Otro personaje de la obra, la señorita Bürstner, que aparece sólo al principio y al final, parece representar a Felice Bauer, con la que estuvo comprometido en ese momento de su vida.

Finalmente, K. está convencido de que es culpable, pero no trasciende de qué, quizá de no saberse relacionar, y prácticamente ayuda a sus verdugos, unos funcionarios analfabetos que no saben casi ni hablar, en la víspera de su treinta y un cumpleaños, a que acaben con él de la peor manera, con un cuchillo carnicero, en las afueras de la ciudad.

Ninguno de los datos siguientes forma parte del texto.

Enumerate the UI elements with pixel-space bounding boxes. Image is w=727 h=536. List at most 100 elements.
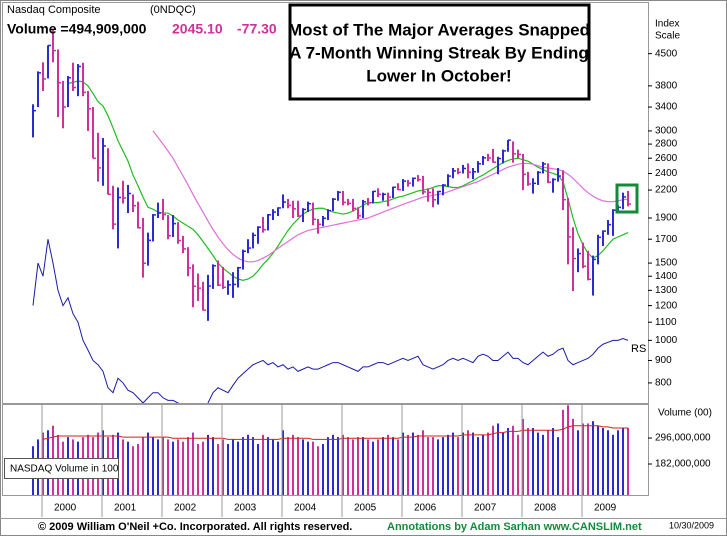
volume-bar (162, 437, 164, 495)
y-tick-label: 1200 (655, 300, 678, 311)
volume-bar (502, 432, 504, 495)
volume-bar (312, 441, 314, 495)
y-tick-label: 4500 (655, 48, 678, 59)
volume-bar (587, 423, 589, 495)
volume-bar (482, 434, 484, 495)
volume-bar (562, 409, 564, 495)
x-tick-label: 2001 (114, 503, 137, 514)
volume-bar (437, 439, 439, 495)
rs-line (32, 239, 629, 403)
x-tick-label: 2007 (474, 503, 497, 514)
volume-bar (337, 437, 339, 495)
volume-bar (122, 439, 124, 495)
volume-bar (357, 437, 359, 495)
volume-bar (627, 428, 629, 495)
volume-bar (322, 443, 324, 495)
y-tick-label: 3400 (655, 102, 678, 113)
volume-bar (452, 432, 454, 495)
volume-bar (532, 428, 534, 495)
volume-bar (157, 439, 159, 495)
volume-bar (392, 437, 394, 495)
y-tick-label: 1900 (655, 213, 678, 224)
y-tick-label: 1400 (655, 271, 678, 282)
volume-bar (472, 432, 474, 495)
annotation-line: Lower In October! (366, 66, 511, 85)
axes: 4500 3800 3400 3000 2800 2600 2400 2200 1900 1700… (41, 48, 711, 517)
volume-bar (417, 434, 419, 495)
volume-panel (2, 404, 649, 496)
y-tick-label: 3800 (655, 81, 678, 92)
volume-bar (572, 418, 574, 495)
volume-bar (147, 432, 149, 495)
volume-bar (277, 441, 279, 495)
volume-bar (407, 434, 409, 495)
volume-legend-text: NASDAQ Volume in 100 (10, 464, 119, 475)
y-tick-label: 2400 (655, 168, 678, 179)
volume-bar (317, 446, 319, 495)
y-tick-label: 296,000,000 (655, 433, 711, 444)
volume-bar (297, 437, 299, 495)
y-tick-label: 900 (655, 355, 672, 366)
volume-bar (522, 418, 524, 495)
volume-bar (402, 432, 404, 495)
volume-bar (617, 430, 619, 495)
volume-bar (557, 437, 559, 495)
price-panel (2, 2, 649, 404)
annotation-line: Most of The Major Averages Snapped (288, 20, 590, 39)
volume-bar (287, 437, 289, 495)
volume-bar (467, 430, 469, 495)
y-tick-label: 2600 (655, 153, 678, 164)
volume-bar (232, 439, 234, 495)
volume-bar (442, 437, 444, 495)
volume-legend-box (4, 458, 119, 479)
volume-bar (207, 434, 209, 495)
volume-bar (362, 437, 364, 495)
y-tick-label: 182,000,000 (655, 459, 711, 470)
x-tick-label: 2003 (234, 503, 257, 514)
volume-bar (187, 437, 189, 495)
y-tick-label: 1100 (655, 317, 677, 328)
volume-bar (527, 428, 529, 495)
copyright: © 2009 William O'Neil +Co. Incorporated.… (38, 521, 352, 533)
y-tick-label: 1300 (655, 285, 678, 296)
scale-label: Scale (655, 31, 680, 42)
volume-bar (377, 439, 379, 495)
volume-bar (342, 434, 344, 495)
last-price: 2045.10 (172, 21, 223, 37)
volume-bar (492, 425, 494, 495)
annotation-line: A 7-Month Winning Streak By Ending (289, 43, 589, 62)
volume-bar (182, 441, 184, 495)
x-tick-label: 2004 (294, 503, 317, 514)
volume-bar (222, 439, 224, 495)
volume-bar (132, 446, 134, 495)
y-tick-label: 3000 (655, 126, 678, 137)
volume-bar (262, 434, 264, 495)
y-tick-label: 2800 (655, 139, 678, 150)
volume-bar (372, 441, 374, 495)
volume-bar (597, 425, 599, 495)
y-tick-label: 800 (655, 378, 672, 389)
volume-bar (412, 432, 414, 495)
volume-bar (142, 437, 144, 495)
y-tick-label: 1700 (655, 234, 678, 245)
x-tick-label: 2002 (174, 503, 197, 514)
price-plot (32, 28, 631, 403)
volume-bar (257, 443, 259, 495)
volume-bar (552, 428, 554, 495)
highlight-box (615, 183, 639, 214)
volume-bar (487, 432, 489, 495)
volume-bar (507, 428, 509, 495)
scale-label: Index (655, 19, 679, 30)
volume-bar (547, 430, 549, 495)
volume-bar (512, 425, 514, 495)
volume-bar (217, 443, 219, 495)
volume-bar (307, 441, 309, 495)
volume-bar (447, 434, 449, 495)
y-tick-label: 1000 (655, 335, 678, 346)
volume-bar (432, 437, 434, 495)
volume-bar (577, 430, 579, 495)
annotation-box (288, 3, 591, 101)
volume-bar (347, 437, 349, 495)
volume-bar (282, 430, 284, 495)
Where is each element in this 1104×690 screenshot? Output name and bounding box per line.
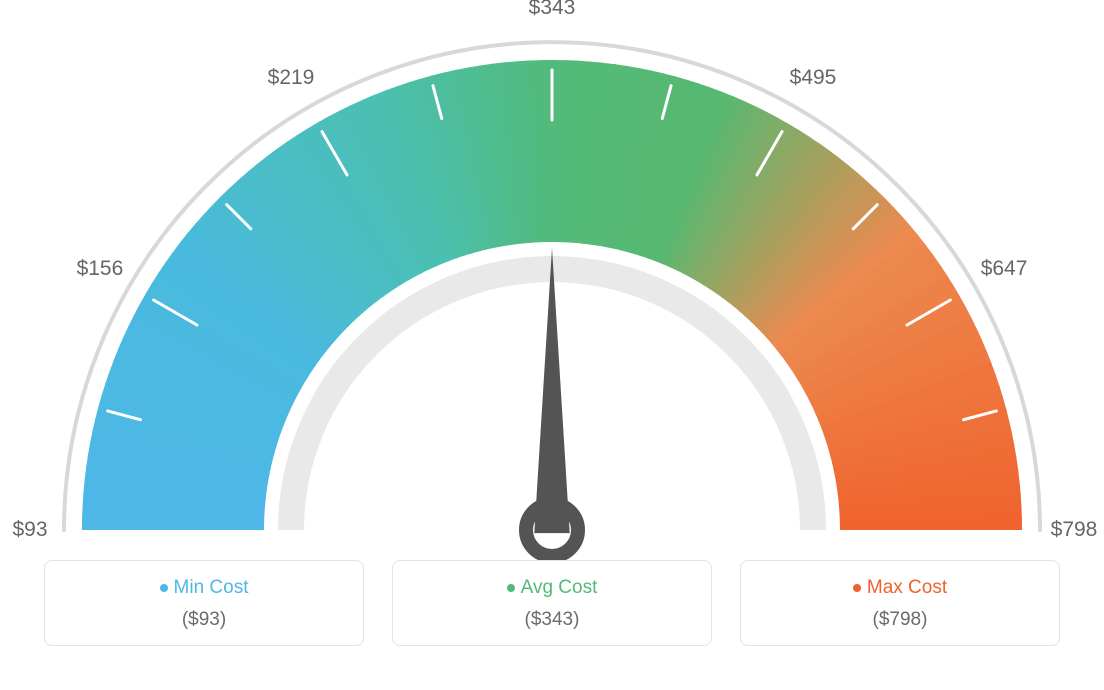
gauge-tick-label: $798: [1051, 518, 1098, 542]
legend-value-avg: ($343): [403, 609, 701, 631]
legend-title-text: Max Cost: [867, 577, 947, 598]
gauge-tick-label: $156: [77, 257, 124, 281]
legend-value-max: ($798): [751, 609, 1049, 631]
dot-icon: [507, 584, 515, 592]
legend-card-max: Max Cost ($798): [740, 560, 1060, 646]
legend-title-text: Avg Cost: [521, 577, 598, 598]
dot-icon: [160, 584, 168, 592]
gauge-tick-label: $495: [790, 66, 837, 90]
gauge-tick-label: $343: [529, 0, 576, 20]
legend-row: Min Cost ($93) Avg Cost ($343) Max Cost …: [0, 560, 1104, 646]
dot-icon: [853, 584, 861, 592]
legend-title-text: Min Cost: [174, 577, 249, 598]
gauge-svg: [0, 0, 1104, 560]
legend-value-min: ($93): [55, 609, 353, 631]
gauge-tick-label: $93: [12, 518, 47, 542]
legend-card-min: Min Cost ($93): [44, 560, 364, 646]
legend-card-avg: Avg Cost ($343): [392, 560, 712, 646]
gauge-tick-label: $647: [981, 257, 1028, 281]
gauge-tick-label: $219: [268, 66, 315, 90]
cost-gauge: $93 $156 $219 $343 $495 $647 $798: [0, 0, 1104, 560]
legend-title-min: Min Cost: [55, 577, 353, 599]
legend-title-avg: Avg Cost: [403, 577, 701, 599]
legend-title-max: Max Cost: [751, 577, 1049, 599]
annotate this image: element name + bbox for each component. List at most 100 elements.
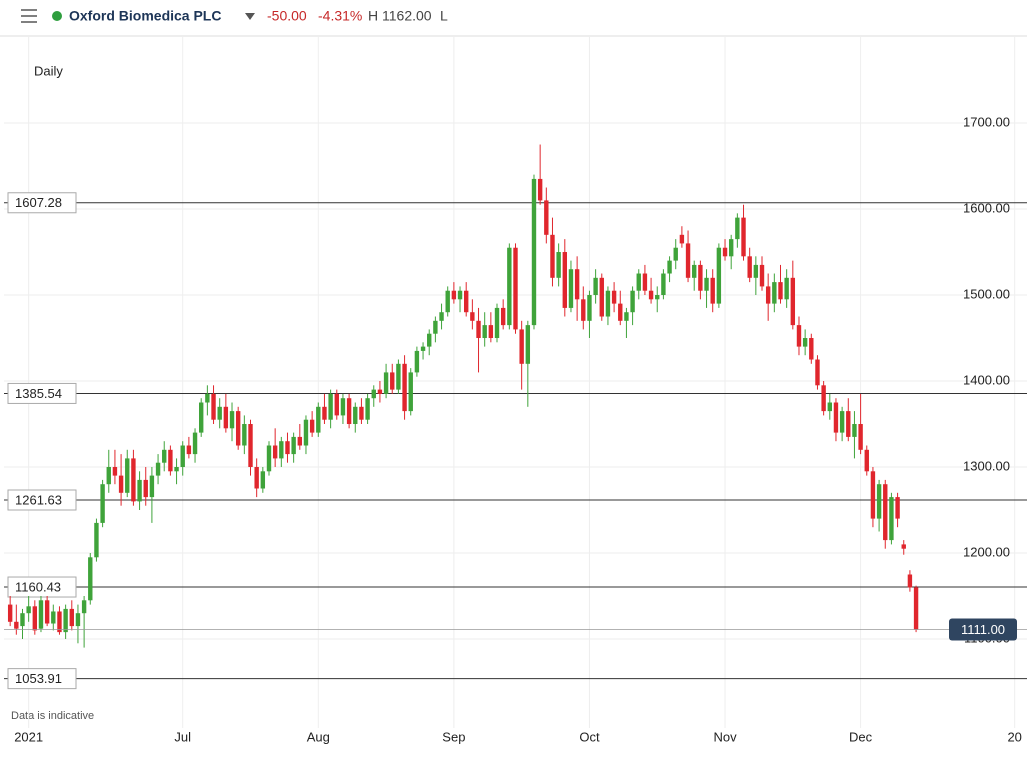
candle-body (57, 611, 62, 633)
level-label-box (7, 668, 77, 690)
menu-icon[interactable] (21, 9, 37, 23)
candle-body (260, 471, 266, 489)
y-tick-label: 1600.00 (963, 200, 1010, 215)
candle-body (685, 243, 691, 278)
candle-body (69, 608, 74, 627)
candle-body (396, 363, 401, 390)
candle-body (38, 600, 44, 629)
candle-body (728, 239, 734, 257)
candle-body (7, 604, 13, 622)
candle-body (390, 372, 395, 390)
candle-body (229, 411, 235, 429)
candle-body (371, 389, 376, 399)
candle-body (735, 217, 740, 240)
candle-body (217, 406, 222, 420)
low: L (440, 8, 448, 24)
candle-body (901, 544, 906, 549)
candle-body (223, 406, 229, 429)
level-label-box (7, 382, 77, 404)
candle-body (106, 467, 111, 485)
candle-body (655, 295, 660, 300)
candle-body (618, 303, 623, 321)
candle-body (765, 286, 771, 304)
candle-body (839, 411, 845, 433)
candle-body (476, 320, 481, 339)
dropdown-arrow[interactable] (245, 13, 255, 20)
candle-body (574, 269, 580, 300)
candle-body (75, 613, 81, 627)
candle-body (494, 307, 500, 339)
candle-body (661, 273, 666, 296)
x-tick-label: Dec (849, 729, 873, 744)
candle-body (414, 350, 420, 373)
candle-body (322, 406, 327, 420)
candle-body (624, 312, 629, 321)
candle-body (759, 264, 765, 287)
last-price-badge (949, 618, 1017, 641)
candle-body (131, 458, 136, 502)
candle-body (346, 398, 352, 425)
candle-body (630, 290, 635, 313)
candle-body (605, 290, 611, 317)
high: H 1162.00 (368, 8, 432, 24)
level-label: 1261.63 (15, 492, 62, 507)
candle-body (359, 406, 364, 420)
candle-body (513, 247, 518, 330)
candle-body (821, 385, 826, 412)
candle-body (796, 325, 802, 347)
candle-body (309, 419, 315, 433)
last-price-label: 1111.00 (961, 622, 1005, 637)
candle-body (581, 299, 586, 321)
candle-body (500, 307, 506, 326)
candle-body (279, 441, 284, 459)
candle-body (778, 282, 783, 300)
level-label-box (7, 192, 77, 214)
candle-body (482, 325, 487, 339)
candle-body (149, 475, 155, 498)
candle-body (118, 475, 124, 493)
candle-body (790, 277, 796, 326)
candle-body (174, 467, 179, 472)
candle-body (162, 449, 167, 463)
instrument-name[interactable]: Oxford Biomedica PLC (69, 8, 221, 24)
candle-body (846, 411, 851, 437)
candle-body (125, 458, 130, 493)
level-label: 1160.43 (15, 579, 61, 594)
candle-body (186, 445, 192, 455)
level-label-box (7, 489, 77, 511)
x-tick-label: 20 (1007, 729, 1021, 744)
note: Data is indicative (11, 710, 94, 722)
level-label: 1053.91 (15, 671, 62, 686)
candle-body (537, 178, 543, 201)
candle-body (667, 260, 672, 274)
candle-body (254, 467, 259, 489)
candle-body (852, 424, 857, 437)
candle-body (599, 277, 604, 317)
candle-body (698, 264, 703, 291)
candle-body (26, 606, 31, 614)
candle-body (211, 393, 216, 420)
candle-body (833, 402, 839, 433)
candle-body (285, 441, 290, 455)
x-tick-label: 2021 (14, 729, 43, 744)
candle-body (137, 479, 142, 502)
change-pct: -4.31% (318, 8, 362, 24)
interval: Daily (34, 63, 63, 78)
candle-body (809, 338, 814, 360)
candle-body (192, 432, 198, 455)
candle-body (205, 393, 210, 403)
candle-body (876, 484, 882, 519)
candle-body (864, 449, 869, 472)
y-tick-label: 1300.00 (963, 458, 1010, 473)
candle-body (827, 402, 832, 412)
candle-body (14, 621, 19, 629)
candle-body (531, 178, 537, 326)
candle-body (889, 497, 894, 541)
level-label-box (7, 576, 77, 598)
candle-body (636, 273, 641, 291)
candle-body (242, 424, 247, 446)
candle-body (51, 611, 56, 624)
candle-body (611, 290, 617, 304)
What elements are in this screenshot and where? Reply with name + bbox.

Podemos concluir que de alguna manera Josef K es Franz Kafka, porque los sentimientos de culpabilidad son los mismos, y la dificultad para sobrevivir a la sociedad que le martiriza también coinciden. Y que en este libro el adjetivo “kafkiano”, referido a una situación absurda pero posible, compleja, infernal y onírica, en la que siempre sale todo mal, se paladea en cada página.